Consider the linear map$:T:\mathbb{R}^3 → \mathbb{R}$ with $$T\left(\begin{bmatrix} x \\ y \\ z \end{bmatrix}\right)=x-2y-3z$$ Find the basis of its kernel.
My try
Since the plane is the nullspace of the matrix $$A=\begin{bmatrix} 1 & -2 & -3 \\ 0 & 0 & 0 \\ 0 & 0 & 0 \end{bmatrix}$$
But I am stuck here. Can anyone explain this furthur
On
Set $x=1$ and solve $0=x-2y-3z$ for $y$ with $z=0$ and vice versa. Once you have found $y',z'$ satisfying $0=1-2y'$ and $0=1-3z'$, then you know that $f(1,y',0)=f(1,0,z')=0$ and so you have two vectors in the kernel of $f$. Verify that they are linearly independent. Finally, as $\dim(\Bbb R^3)=\dim(Im(f))+\dim(\ker(f))$, we have $\dim(\ker(f))=2$ and so the vectors form a basis.

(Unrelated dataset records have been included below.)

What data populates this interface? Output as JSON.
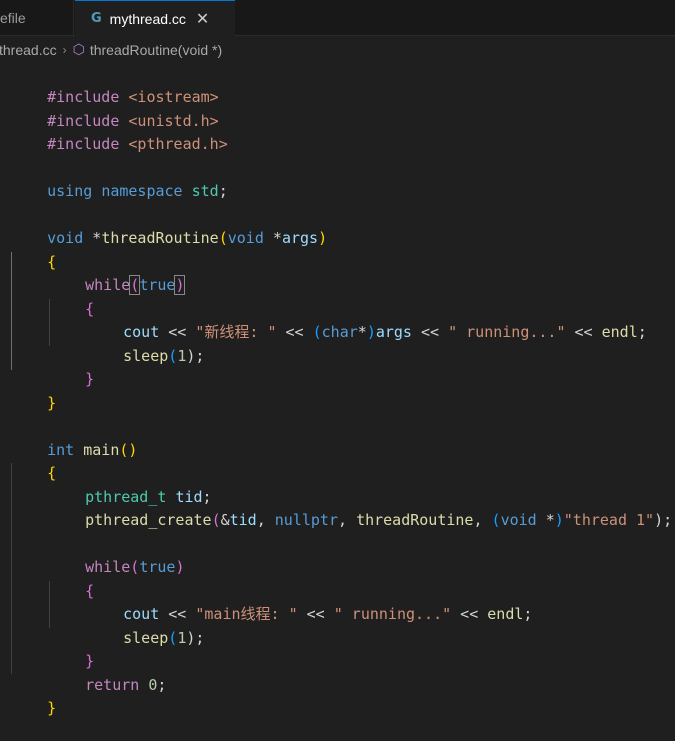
{
  "tabs": [
    {
      "label": "efile"
    },
    {
      "label": "mythread.cc",
      "icon": "cpp-file-icon",
      "close": "✕"
    }
  ],
  "breadcrumb": {
    "file": "thread.cc",
    "separator": "›",
    "symbol_icon": "cube-icon",
    "symbol": "threadRoutine(void *)"
  },
  "code": {
    "l1": [
      "#include",
      " ",
      "<iostream>"
    ],
    "l2": [
      "#include",
      " ",
      "<unistd.h>"
    ],
    "l3": [
      "#include",
      " ",
      "<pthread.h>"
    ],
    "l5": [
      "using",
      " ",
      "namespace",
      " ",
      "std",
      ";"
    ],
    "l7": [
      "void",
      " *",
      "threadRoutine",
      "(",
      "void",
      " *",
      "args",
      ")"
    ],
    "l8": [
      "{"
    ],
    "l9": [
      "while",
      "(",
      "true",
      ")"
    ],
    "l10": [
      "{"
    ],
    "l11": [
      "cout",
      " << ",
      "\"新线程: \"",
      " << ",
      "(",
      "char",
      "*",
      ")",
      "args",
      " << ",
      "\" running...\"",
      " << ",
      "endl",
      ";"
    ],
    "l12": [
      "sleep",
      "(",
      "1",
      ");"
    ],
    "l13": [
      "}"
    ],
    "l14": [
      "}"
    ],
    "l16": [
      "int",
      " ",
      "main",
      "()"
    ],
    "l17": [
      "{"
    ],
    "l18": [
      "pthread_t",
      " ",
      "tid",
      ";"
    ],
    "l19": [
      "pthread_create",
      "(",
      "&",
      "tid",
      ", ",
      "nullptr",
      ", ",
      "threadRoutine",
      ", ",
      "(",
      "void",
      " *",
      ")",
      "\"thread 1\"",
      ");"
    ],
    "l21": [
      "while",
      "(",
      "true",
      ")"
    ],
    "l22": [
      "{"
    ],
    "l23": [
      "cout",
      " << ",
      "\"main线程: \"",
      " << ",
      "\" running...\"",
      " << ",
      "endl",
      ";"
    ],
    "l24": [
      "sleep",
      "(",
      "1",
      ");"
    ],
    "l25": [
      "}"
    ],
    "l26": [
      "return",
      " ",
      "0",
      ";"
    ],
    "l27": [
      "}"
    ]
  },
  "colors": {
    "background": "#1f1f1f",
    "keyword": "#569cd6",
    "control": "#c586c0",
    "string": "#ce9178",
    "function": "#dcdcaa",
    "variable": "#9cdcfe",
    "type": "#4ec9b0",
    "number": "#b5cea8",
    "active_tab_border": "#0078d4"
  }
}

The "kernel" of a linear transformation, $A$, is defined as the subspace, $\{v\}$, of its domain such that $Av= 0$. Here that is $A(x, y, z)= x- y+ 3z= 0$. We can solve for $x$: for any $y, z$, $x= y- 3z$. A vector in the kernel is of the form $(x, y, z)=(y- 3z, y, z)= (y, y, 0)+ (-3z, 0, z)= y(1, 1, 0)+ z(-3, 0, 1)$. A basis for the kernel is ${(1, 1, 0), (-3, 0, 1)}$.